On Fri, 3 Jul 1998, Michael Laing wrote:

> This success has lead us to experiment with 'electronic portfolios' in
> which kids create a multimedia record of things they create over the
> school year. We are just starting to burn CD's for each of them so they
> can take their portfolios home (and we can archive their work).
> 
> However, it looks like we need to allocate .5-1 GB per kid for working
> storage...2500 kids in 7 schools...200-1000GB per school...

 Yeesh. I'd like your budget. :->

> At any rate, we want to pilot a debian-based disk farm at the high
> school, particularly to support the video program in the fall.

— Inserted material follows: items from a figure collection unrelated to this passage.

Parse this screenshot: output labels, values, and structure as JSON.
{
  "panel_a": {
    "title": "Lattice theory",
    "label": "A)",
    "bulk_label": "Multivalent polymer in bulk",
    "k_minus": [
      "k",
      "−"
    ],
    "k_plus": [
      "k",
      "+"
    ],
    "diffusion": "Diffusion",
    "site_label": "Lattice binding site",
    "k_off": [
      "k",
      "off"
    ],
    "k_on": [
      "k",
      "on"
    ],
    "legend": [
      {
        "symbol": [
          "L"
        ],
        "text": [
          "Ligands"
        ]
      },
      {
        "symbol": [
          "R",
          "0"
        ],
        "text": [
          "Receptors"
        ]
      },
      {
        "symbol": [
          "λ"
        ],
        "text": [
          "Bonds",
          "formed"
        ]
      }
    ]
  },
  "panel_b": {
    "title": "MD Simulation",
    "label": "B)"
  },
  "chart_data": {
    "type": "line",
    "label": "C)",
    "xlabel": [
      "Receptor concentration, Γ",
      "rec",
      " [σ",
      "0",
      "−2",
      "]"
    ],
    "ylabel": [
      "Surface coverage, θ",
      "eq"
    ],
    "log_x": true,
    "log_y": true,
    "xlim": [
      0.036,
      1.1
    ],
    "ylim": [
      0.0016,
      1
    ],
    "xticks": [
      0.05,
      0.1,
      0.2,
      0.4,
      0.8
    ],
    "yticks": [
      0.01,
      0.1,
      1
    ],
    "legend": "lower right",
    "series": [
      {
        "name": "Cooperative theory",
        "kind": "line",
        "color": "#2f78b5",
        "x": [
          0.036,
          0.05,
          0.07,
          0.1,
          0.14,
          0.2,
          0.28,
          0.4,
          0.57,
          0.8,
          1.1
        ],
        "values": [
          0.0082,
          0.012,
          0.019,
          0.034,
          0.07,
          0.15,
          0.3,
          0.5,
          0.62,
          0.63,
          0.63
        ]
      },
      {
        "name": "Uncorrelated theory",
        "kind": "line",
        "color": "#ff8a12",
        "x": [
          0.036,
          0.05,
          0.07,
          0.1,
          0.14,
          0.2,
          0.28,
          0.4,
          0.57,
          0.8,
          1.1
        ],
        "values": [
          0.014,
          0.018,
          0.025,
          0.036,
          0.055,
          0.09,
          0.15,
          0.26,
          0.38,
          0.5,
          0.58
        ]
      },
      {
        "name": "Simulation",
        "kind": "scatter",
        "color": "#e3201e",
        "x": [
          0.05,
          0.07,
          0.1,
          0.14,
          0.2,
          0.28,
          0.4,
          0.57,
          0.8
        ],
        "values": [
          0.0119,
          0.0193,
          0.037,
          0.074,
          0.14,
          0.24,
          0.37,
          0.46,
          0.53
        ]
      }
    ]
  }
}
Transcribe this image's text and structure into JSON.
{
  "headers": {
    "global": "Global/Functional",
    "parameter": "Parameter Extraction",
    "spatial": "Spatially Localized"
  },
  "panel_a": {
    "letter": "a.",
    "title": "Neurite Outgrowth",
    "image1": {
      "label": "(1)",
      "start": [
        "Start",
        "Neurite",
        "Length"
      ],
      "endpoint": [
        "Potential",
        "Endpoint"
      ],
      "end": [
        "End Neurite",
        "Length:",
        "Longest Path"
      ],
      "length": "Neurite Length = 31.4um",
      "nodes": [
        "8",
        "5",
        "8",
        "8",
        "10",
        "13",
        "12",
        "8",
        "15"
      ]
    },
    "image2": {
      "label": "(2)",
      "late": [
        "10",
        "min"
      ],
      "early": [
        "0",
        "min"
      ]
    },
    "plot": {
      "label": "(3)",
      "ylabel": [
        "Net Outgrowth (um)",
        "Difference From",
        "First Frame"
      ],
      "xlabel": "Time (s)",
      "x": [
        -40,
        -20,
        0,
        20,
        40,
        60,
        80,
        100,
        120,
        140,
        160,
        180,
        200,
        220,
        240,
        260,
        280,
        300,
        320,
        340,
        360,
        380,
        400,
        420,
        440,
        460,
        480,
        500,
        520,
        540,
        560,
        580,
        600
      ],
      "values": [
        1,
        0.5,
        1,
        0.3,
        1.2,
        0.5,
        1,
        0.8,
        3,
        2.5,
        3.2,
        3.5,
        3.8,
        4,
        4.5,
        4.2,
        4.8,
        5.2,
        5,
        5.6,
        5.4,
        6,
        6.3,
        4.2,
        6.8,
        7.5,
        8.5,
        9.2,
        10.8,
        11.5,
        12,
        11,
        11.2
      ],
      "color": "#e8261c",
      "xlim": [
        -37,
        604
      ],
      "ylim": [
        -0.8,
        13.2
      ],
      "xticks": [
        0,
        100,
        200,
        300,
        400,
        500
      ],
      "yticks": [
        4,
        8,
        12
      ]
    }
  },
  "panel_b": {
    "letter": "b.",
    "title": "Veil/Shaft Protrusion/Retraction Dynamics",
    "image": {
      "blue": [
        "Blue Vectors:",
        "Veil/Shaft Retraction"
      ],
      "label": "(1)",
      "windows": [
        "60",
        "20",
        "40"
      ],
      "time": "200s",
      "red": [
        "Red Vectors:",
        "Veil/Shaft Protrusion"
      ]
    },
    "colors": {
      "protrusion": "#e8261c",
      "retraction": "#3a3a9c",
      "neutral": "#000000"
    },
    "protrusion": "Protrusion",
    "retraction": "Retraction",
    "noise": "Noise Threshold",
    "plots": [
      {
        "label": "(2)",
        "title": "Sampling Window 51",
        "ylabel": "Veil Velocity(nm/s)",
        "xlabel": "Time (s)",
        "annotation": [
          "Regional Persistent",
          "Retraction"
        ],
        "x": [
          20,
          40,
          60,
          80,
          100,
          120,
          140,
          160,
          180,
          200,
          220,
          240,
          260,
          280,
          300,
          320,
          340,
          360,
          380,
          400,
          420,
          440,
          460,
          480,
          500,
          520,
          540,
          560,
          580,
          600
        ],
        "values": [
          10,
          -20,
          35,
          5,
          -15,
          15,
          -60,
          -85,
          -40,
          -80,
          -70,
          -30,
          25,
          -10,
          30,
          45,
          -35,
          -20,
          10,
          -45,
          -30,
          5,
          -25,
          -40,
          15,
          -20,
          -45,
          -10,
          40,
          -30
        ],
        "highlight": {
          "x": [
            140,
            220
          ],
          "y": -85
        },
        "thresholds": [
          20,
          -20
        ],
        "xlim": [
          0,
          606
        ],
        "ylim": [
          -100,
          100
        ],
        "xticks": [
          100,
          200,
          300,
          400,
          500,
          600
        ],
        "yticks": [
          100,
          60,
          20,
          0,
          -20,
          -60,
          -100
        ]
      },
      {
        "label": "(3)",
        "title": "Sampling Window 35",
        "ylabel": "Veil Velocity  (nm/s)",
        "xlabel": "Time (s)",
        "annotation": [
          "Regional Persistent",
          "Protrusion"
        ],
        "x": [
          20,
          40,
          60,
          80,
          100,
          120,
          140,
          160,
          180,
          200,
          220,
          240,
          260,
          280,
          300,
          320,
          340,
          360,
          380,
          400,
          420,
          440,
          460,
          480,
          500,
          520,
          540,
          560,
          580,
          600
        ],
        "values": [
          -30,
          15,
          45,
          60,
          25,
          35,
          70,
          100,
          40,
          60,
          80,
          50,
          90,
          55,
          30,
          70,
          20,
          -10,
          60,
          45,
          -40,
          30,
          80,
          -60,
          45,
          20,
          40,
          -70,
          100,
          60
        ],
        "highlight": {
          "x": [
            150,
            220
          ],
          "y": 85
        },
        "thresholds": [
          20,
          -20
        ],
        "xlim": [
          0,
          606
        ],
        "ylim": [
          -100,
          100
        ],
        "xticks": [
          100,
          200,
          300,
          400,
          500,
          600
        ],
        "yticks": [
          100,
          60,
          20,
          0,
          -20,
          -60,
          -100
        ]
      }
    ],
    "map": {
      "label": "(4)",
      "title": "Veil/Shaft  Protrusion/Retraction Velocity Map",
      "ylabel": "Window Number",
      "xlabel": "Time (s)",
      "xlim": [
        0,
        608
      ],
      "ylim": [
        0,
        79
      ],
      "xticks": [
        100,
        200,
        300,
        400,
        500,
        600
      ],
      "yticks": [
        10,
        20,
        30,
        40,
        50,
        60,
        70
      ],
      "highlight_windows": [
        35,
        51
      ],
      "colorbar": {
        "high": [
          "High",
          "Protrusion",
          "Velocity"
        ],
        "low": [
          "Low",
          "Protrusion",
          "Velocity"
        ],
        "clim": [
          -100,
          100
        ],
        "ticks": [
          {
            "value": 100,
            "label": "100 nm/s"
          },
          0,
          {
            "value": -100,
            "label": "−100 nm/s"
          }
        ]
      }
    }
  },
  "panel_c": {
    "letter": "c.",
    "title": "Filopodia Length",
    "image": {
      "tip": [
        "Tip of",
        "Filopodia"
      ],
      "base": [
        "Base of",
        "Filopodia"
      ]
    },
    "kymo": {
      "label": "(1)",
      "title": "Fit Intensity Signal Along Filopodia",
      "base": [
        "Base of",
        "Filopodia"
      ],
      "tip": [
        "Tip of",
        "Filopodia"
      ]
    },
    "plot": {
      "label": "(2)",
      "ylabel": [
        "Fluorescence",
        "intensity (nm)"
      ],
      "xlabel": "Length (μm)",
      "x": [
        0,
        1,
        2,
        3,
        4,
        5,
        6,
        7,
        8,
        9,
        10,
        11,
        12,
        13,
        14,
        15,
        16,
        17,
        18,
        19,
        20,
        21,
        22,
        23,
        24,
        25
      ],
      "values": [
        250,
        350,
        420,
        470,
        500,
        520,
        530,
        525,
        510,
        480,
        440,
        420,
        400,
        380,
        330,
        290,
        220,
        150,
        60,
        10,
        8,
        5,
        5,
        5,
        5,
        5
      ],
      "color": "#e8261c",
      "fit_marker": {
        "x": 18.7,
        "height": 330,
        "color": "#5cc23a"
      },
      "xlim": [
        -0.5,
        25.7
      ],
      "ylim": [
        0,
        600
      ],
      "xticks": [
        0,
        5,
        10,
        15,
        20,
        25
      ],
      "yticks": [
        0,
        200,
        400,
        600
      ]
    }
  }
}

 For this sort of thing, you're going to want to go with external
SCSI-RAID setups. So far as Linux is concerned, it's just a large disk.
Both DPT and Mylex make these, and maybe others. Some are configured with
special software on the Linux box, some use a separate dumb terminal
hooked to the external enclosure.

> I am thinking of building a system based on a dual PII BX motherboard,

 I don't have experience with systems this large, but serving and storing
data is not usually processor-bound, but instead disk- and RAM-bound. You
could probably get away with spending less on processor and more on RAM
and *good* SCSI controllers. This is a good rule of thumb with most things
involving Linux anyway.

 You could ask on linux-net about any issues involved in 100MB Ethernet.
ISTR hearing about needing a fast enough processor to serve all those
interrupts, but for a pure disk farm, I think dual-PII may be overkill.
(Of course, if money's not tight, what the heck, go for it.) I don't have
any 100MB experience. :-< Just a lowly 10MB coax net at home...


 Sincerely,

 Ray Ingles          (248) 377-7735           ray.ingles@fanucrobotics.com

      "Rearranging his entire personal universe in the light of
             startling new data is what he does for fun."